Toward a better brief
October 25, 2012
Over the years, I’ve worked with many different types of briefs. Some long and complex, some short and simple and one considered so proprietary that we had to sign an NDA just to see it.
Along the way, I’ve never found one that really did the trick. Most led constructively to good communications, but few led to any real business driving impact.
I’ve been on the hunt for a framework that could help me to simply and effectively capture the essence of a demand driving strategy so that both my client and their agency partners could come away with the clarity needed to produce and implement great work. Last week, while collaborating with one of my favorite clients and their very talented agency, we lit on a brief that may actually be up to the challenge.
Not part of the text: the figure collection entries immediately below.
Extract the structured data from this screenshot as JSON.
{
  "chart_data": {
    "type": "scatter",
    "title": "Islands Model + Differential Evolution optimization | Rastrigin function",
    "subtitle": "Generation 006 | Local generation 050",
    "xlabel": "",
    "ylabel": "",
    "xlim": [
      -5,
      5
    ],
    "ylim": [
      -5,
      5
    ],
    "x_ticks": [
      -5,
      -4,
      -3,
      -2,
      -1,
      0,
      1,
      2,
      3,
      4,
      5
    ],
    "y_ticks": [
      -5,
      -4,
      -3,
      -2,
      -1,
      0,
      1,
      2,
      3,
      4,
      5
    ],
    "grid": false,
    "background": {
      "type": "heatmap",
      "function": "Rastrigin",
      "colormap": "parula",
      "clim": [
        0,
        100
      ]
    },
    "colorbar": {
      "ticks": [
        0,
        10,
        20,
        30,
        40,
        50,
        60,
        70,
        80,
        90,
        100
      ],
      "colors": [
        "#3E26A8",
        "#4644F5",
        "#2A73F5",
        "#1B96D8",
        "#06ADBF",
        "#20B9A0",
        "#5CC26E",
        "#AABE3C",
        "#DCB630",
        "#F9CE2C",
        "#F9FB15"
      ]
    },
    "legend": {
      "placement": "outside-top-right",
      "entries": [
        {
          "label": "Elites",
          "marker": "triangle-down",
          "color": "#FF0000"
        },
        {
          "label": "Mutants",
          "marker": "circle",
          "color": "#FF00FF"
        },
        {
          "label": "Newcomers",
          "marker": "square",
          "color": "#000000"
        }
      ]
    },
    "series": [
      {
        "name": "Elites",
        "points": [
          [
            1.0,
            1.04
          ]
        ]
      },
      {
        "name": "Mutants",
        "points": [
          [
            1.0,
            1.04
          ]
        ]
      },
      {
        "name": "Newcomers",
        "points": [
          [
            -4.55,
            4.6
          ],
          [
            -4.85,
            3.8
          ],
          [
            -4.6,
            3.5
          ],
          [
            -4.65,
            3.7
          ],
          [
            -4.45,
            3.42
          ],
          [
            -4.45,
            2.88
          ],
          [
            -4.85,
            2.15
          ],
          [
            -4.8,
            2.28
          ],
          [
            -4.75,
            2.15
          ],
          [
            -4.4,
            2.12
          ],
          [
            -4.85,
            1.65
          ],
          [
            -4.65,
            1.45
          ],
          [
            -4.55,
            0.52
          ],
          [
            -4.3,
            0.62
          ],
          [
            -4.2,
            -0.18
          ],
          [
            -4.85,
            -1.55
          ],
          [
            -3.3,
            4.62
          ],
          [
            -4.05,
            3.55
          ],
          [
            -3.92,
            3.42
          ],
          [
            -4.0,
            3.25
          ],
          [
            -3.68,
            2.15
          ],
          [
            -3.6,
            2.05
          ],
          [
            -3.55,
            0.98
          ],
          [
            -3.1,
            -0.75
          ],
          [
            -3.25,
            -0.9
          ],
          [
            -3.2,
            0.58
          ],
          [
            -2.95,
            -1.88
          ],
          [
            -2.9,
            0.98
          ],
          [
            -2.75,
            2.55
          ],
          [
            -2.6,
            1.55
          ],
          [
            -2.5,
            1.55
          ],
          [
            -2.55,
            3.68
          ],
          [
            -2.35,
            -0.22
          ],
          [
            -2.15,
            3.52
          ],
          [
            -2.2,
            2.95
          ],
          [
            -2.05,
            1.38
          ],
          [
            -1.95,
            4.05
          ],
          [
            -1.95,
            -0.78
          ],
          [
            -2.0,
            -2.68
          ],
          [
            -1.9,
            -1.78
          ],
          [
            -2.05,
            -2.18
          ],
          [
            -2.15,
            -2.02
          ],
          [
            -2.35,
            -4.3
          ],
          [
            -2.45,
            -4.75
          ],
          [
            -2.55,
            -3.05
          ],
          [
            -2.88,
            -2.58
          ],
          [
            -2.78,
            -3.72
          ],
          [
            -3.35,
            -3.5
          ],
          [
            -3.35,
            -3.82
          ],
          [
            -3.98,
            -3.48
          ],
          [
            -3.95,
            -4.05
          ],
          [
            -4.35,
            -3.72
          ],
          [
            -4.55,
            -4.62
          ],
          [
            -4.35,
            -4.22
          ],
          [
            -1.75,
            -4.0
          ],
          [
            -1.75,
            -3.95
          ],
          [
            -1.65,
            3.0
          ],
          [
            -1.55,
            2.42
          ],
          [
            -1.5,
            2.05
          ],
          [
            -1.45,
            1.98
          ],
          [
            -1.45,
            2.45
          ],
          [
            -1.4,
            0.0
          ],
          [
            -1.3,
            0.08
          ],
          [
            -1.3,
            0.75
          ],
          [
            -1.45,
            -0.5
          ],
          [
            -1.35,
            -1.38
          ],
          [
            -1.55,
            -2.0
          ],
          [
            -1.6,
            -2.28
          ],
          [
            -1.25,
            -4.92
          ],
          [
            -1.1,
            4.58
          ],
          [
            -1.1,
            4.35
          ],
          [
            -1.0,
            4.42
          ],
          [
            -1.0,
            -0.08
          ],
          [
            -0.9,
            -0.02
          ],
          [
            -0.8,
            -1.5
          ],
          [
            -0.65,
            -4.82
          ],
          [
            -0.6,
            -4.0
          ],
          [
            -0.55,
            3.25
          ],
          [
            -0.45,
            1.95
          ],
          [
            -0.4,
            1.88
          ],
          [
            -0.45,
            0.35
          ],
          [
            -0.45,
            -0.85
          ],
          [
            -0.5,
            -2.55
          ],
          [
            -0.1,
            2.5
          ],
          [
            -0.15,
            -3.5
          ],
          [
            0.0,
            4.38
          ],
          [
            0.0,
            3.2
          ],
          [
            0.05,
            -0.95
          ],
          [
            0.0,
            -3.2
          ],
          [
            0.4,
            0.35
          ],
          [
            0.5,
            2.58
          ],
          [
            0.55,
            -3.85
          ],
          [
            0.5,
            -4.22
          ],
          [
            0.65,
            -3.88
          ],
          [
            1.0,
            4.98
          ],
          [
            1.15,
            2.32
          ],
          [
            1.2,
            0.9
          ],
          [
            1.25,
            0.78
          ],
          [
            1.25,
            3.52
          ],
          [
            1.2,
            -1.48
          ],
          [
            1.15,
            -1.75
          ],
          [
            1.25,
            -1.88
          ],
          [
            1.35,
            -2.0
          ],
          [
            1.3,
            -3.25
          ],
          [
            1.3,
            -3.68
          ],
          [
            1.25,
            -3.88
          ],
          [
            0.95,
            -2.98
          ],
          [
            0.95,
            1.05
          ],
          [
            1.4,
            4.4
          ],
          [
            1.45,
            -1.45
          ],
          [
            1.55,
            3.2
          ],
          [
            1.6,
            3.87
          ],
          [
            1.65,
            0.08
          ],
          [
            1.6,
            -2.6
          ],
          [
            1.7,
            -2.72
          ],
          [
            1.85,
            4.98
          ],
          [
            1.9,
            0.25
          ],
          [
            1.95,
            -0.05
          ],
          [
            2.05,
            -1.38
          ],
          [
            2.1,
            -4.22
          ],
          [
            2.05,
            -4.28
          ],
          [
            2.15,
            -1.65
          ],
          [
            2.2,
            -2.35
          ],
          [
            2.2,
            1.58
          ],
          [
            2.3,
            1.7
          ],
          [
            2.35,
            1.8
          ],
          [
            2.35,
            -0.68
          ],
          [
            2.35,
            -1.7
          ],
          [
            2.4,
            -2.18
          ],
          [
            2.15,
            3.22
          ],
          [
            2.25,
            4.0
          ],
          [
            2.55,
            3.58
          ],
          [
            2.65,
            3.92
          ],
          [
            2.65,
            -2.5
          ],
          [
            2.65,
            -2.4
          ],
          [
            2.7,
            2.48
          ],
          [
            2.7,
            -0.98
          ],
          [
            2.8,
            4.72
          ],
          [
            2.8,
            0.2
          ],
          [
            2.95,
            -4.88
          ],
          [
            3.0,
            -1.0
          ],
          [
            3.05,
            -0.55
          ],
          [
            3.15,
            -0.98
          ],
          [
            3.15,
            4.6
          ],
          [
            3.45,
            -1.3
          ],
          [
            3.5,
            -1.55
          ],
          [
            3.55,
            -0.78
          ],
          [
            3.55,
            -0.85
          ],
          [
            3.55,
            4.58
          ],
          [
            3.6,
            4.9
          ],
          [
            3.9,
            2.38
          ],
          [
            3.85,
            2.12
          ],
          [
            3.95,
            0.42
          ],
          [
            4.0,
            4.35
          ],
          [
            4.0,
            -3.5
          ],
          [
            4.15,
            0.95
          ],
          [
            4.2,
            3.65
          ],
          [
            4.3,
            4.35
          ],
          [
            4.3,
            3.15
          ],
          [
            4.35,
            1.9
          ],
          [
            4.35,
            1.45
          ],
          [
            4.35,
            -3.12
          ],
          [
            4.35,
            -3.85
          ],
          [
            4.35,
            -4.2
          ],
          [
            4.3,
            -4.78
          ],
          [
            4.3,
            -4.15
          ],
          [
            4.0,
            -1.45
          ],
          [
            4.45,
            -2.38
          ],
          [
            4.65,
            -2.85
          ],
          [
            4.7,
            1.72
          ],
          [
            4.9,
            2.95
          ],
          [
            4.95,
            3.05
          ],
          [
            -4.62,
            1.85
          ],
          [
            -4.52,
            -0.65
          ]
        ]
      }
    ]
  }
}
Together, we were wrestling with how to help one of our client’s lagging business units build the awareness and engagement needed to fuel new growth. Discussions with unit leaders had bogged down in functional attributes and frustration stemming from a lack of any meaningful momentum. To shift the discussion and get us back on track, we built a simple one pager that captured our views as to the real opportunities for distinction and demand management. We asked and answered the following key questions:
What is the best way to drive new growth in our business? We started with a question that most briefs fail to ask – where will growth come from? We looked hard at whether our challenge was stimulating demand by securitizing and growing existing relationships, generating new interests with new prospects or markets, justifying and sustaining a premium price or some combination of the three.
What is the psychology of our target market? Once we zeroed in on the demand management task at hand, we examined the needs and wants of the targets for our growth strategy. We were careful to understand the wants, or cravings, that could spike immediate term engagement. We also examined the needs that establish the underlying expectations in the market and could, if satisfied, provide the basis for sustained engagement.
What is the fit between market psychology and our skills? We then carefully assessed our client’s skills relative to the market psychology in order to highlight areas where they were capable of delivering highly relevant, distinctive value. We were also careful to assess the areas where we were relatively weak and therefore vulnerable to competitive positioning.
What is our value proposition for these targets? Our assessment of fit provided the basis for framing our initial value proposition and contributed to building a messaging matrix where we defined an array of benefits and support intended to drive engagement with those targets who will best fulfill our growth agenda.
What must we do to ensure the delivery of this value? This last critical step involved examining the current customer experience delivered to our priority targets to determine the frustration points that must be minimized in order to eliminate friction, as well as the hero moments we could leverage to further reinforce and distinguish our unique value.
This one pager got everyone unstuck and helped to focus the team collectively on charting a path toward marketplace distinction. It also helped to engage the business unit leaders who held that brand was not critical to the fulfillment of their business objectives. In short, it did the trick for the moment and helped get everyone focused on future potential.
I think this model has some promise for my work in the near future. I’ll hone it with new learning and work with it until I find something even better. But for now, I think it’s promising enough to share. Let me know what you think.